Check Point menyediakan zero-day perlindungan dengan jaringan, cloud, pengguna, dan solusi keamanan aksesnya. Teknologi tahan penghindaran kami memaksimalkan perlindungan zero-day tanpa mengorbankan produktivitas bisnis. Untuk pertama kalinya, bisnis dapat mengurangi risiko serangan yang tidak diketahui dengan menerapkan pendekatan pencegahan-pertama.

'Tren Serangan Dunia Maya: Laporan Pertengahan Tahun 2021' memberikan gambaran rinci tentang lanskap ancaman dunia maya. Temuan ini didasarkan pada data yang diambil dari Check Point SoftwareThreatCloud Intelligence antara Januari dan Juni 2021, menyoroti taktik utama yang digunakan penjahat dunia maya untuk menyerang bisnis. Salinan lengkap laporan tersedia dari .

Tentang Check Point Research 

Check Point Research (CPR) menyediakan intelijen ancaman dunia maya terkemuka untuk Check Point Software pelanggan dan komunitas intelijen yang lebih besar. Tim peneliti mengumpulkan dan menganalisis data serangan dunia maya global yang disimpan di ThreatCloud untuk mencegah peretas, sambil memastikan semua solusi Check Point diperbarui dengan perlindungan terbaru. Tim peneliti terdiri dari lebih dari 100 analis dan peneliti yang bekerja sama dengan vendor keamanan lain, penegak hukum, dan berbagai CERT.

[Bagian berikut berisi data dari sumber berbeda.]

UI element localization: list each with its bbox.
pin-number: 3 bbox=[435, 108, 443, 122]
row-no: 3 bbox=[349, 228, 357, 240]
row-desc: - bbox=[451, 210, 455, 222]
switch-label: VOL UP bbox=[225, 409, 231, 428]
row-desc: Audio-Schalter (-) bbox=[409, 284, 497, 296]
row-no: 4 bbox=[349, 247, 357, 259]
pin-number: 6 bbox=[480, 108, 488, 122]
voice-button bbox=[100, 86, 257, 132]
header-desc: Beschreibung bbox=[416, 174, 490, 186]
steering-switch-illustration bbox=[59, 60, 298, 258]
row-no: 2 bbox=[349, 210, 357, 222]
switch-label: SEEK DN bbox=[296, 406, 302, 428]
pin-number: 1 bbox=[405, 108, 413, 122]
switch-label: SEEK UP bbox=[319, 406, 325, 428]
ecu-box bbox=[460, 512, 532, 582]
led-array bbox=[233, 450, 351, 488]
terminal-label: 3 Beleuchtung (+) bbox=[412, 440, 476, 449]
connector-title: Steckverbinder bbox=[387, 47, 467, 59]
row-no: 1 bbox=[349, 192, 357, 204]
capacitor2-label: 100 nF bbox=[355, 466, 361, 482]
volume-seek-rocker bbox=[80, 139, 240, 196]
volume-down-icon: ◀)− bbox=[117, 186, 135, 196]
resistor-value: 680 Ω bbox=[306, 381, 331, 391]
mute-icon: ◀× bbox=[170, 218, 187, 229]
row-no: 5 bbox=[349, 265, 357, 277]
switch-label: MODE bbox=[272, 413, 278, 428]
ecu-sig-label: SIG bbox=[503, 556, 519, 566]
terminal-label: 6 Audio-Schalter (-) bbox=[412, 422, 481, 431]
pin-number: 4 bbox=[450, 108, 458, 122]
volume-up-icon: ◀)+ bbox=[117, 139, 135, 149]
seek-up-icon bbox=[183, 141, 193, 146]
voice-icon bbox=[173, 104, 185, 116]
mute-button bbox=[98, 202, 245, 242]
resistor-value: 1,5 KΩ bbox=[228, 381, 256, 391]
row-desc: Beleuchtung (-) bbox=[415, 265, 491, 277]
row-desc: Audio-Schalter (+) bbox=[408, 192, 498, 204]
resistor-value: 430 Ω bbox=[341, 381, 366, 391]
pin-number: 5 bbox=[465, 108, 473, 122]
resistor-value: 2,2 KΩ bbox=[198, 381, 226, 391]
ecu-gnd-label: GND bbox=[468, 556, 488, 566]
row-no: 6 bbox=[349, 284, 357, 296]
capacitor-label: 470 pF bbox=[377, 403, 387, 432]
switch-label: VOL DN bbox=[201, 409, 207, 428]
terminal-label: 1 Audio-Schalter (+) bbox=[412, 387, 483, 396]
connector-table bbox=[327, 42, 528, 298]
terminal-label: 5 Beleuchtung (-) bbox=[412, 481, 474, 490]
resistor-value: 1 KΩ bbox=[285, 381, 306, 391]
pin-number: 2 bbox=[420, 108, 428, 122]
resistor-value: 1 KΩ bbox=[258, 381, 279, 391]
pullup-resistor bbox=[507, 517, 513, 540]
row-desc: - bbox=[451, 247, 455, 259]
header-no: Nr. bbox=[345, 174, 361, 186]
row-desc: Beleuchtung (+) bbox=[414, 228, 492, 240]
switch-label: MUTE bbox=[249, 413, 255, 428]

Ikuti Check Point Research melalui:

Tentang Kami Check Point Software Teknologi Ltd.  

Check Point Software Teknologi Ltd. (www.checkpoint.com) adalah penyedia terkemuka solusi keamanan dunia maya untuk pemerintah dan perusahaan di seluruh dunia. Portofolio solusi Check Point Infinity melindungi perusahaan dan organisasi publik dari serangan dunia maya generasi ke-5 dengan tingkat tangkapan malware, ransomware, dan ancaman lainnya yang terdepan di industri. Infinity terdiri dari tiga pilar inti yang memberikan keamanan tanpa kompromi dan pencegahan ancaman generasi V di lingkungan perusahaan: Check Point Harmony, untuk pengguna jarak jauh; Periksa Point CloudGuard, untuk mengamankan cloud secara otomatis; dan Check Point Quantum, untuk melindungi perimeter jaringan dan pusat data, semuanya dikontrol oleh manajemen keamanan terpadu yang paling komprehensif dan intuitif di industri. Check Point melindungi lebih dari 100,000 organisasi dari semua ukuran.